As I was currently playing a Wizard in a D&D 4E campaign, I figured that when the opportunity to review The Quintessential Wizard came up it was serendipity. When I created my character I was a little let down at the lack of options and flavor for building my arcanist. The choices available in comparison to the other classes seemed a bit…bland, or maybe un-unique. Same-ol, same-ol. The Quintessential Wizard goes a long way towards rectifying this.
One note: the book was designed by Italian studio Asterion Press, and there are a few instances where the translations show. Nothing major, the work they did was exceptional and I seriously doubt any of us could do better on an Italian published book. When reading, be a bit forgiving of a few awkwardly worded sentences.
One of the things I enjoyed the most was the way the book was written for the roleplayer, with interesting notes on relations between wizards and other classes, how the wizard fits in a party and ways these new powers, paths and feats can be used to fill a RP niche. For those players interested in just the crunch, these sections are easily skipped over, but I’m glad they are included for the player interested in a little depth.
The limited origins within the PHB are resolved here: seven fresh new origins for your spell-slinger! There is a lot of breadth to these: serious variety in the direction your spellcaster can come from and ultimately go.
There are a ton of new feats, powers and rituals. Over a dozen new Paragon Paths are introduced. There are also new implements added: Dragonmask, The Hat of Wizardry, Safeguard Shield and Unreal Mirror. Also included are of course the hordes of magical toys to play with (including ones with “upgrade slots”)
Now delving in to the nuts and bolts of all of these I did find a couple that were questionable: a metamagic feat that used one healing surge to regain 50% of the HP.
People are going to raise questions about the Power Creep. I do think that a number of powers listed in QW are a bit “better” than the original ones in the PHB. Better as far as having more bang for the buck. Not a lot, but enough that some folks may complain. This is the first of these books, and as the Ranger and Warrior and Warlock get theirs, they will also get a bit of a “bump”. I think this Power Creep is inevitable: as long as more books are published, more powers are revealed; those character classes will get a bit of extra “power”. The way I see it, the Wizard needed a bit of a “bump” anyhow.

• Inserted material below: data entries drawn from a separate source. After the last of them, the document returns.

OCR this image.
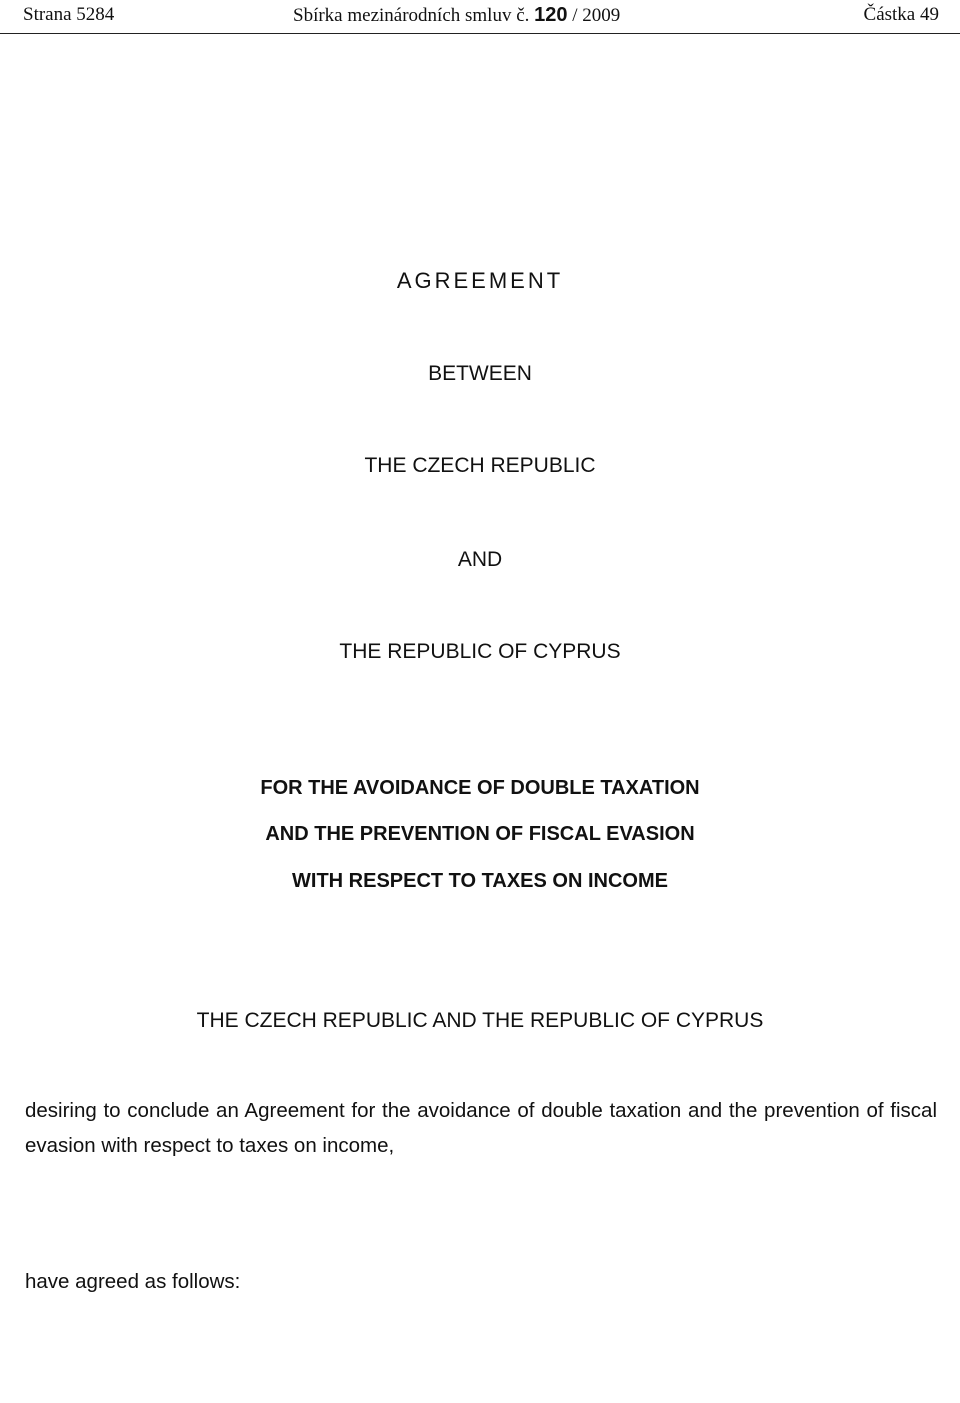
Strana 5284	Sbírka mezinárodních smluv č. 120 / 2009	Částka 49
AGREEMENT
BETWEEN
THE CZECH REPUBLIC
AND
THE REPUBLIC OF CYPRUS
FOR THE AVOIDANCE OF DOUBLE TAXATION
AND THE PREVENTION OF FISCAL EVASION
WITH RESPECT TO TAXES ON INCOME
THE CZECH REPUBLIC AND THE REPUBLIC OF CYPRUS
desiring to conclude an Agreement for the avoidance of double taxation and the prevention of fiscal evasion with respect to taxes on income,
have agreed as follows:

All of these powers etc. are nice examples of what can be done with the D&D 4E system. Any of these powers, feats, and origins can easily be strip-mined and tweaked to fit other classes. Many of the effects are hot-swappable. A creative player or DM will have a lot of fun with this book; it’s a good resource for both.
Of course it has to be said that with any supplement it needs to be approved by your DM first. There is going to be some material that at first glance a DM will freak about: Chronomancers anyone?
That said, good DMs should be able to use the same book and create interesting challenges for these new characters. Actually, I’ve always felt that every time a new book like this came out that I was opening Pandora’s Box: while I get to use a small part of the book for MY character, the DM gets the whole book to make a fun-house from The Nine Hells for the NPCs, monsters and for us, the PCs to enter.
The Quintessential Wizard is 144 Pages long. Softcover, Perfect-Bound. It’s a solid printing; no loose pages. It should easily hold up to many years of gamer use and abuse. The cover is full-color and the interior is grayscale as far as the artwork goes.
While a couple of the images are a bit wonky, overall the artwork is very good. I really liked the work of Maichol Quinto and Emiliano Petrozzi. There were some other images I really liked but wasn’t sure who produced them. The layout was well done; this can easily sit beside any of the WotC books and be used without excessive hair-pulling. No index, but it has a good Table of Contents. The Quintessential Wizard costs US $24.95 (print) or $17.47 (eBook). This is par for the course.
Overall I enjoyed the book. The material is extremely useful, largely balanced, well laid out, and pleasing to the eye at a reasonable price-point. Definitely worth picking up!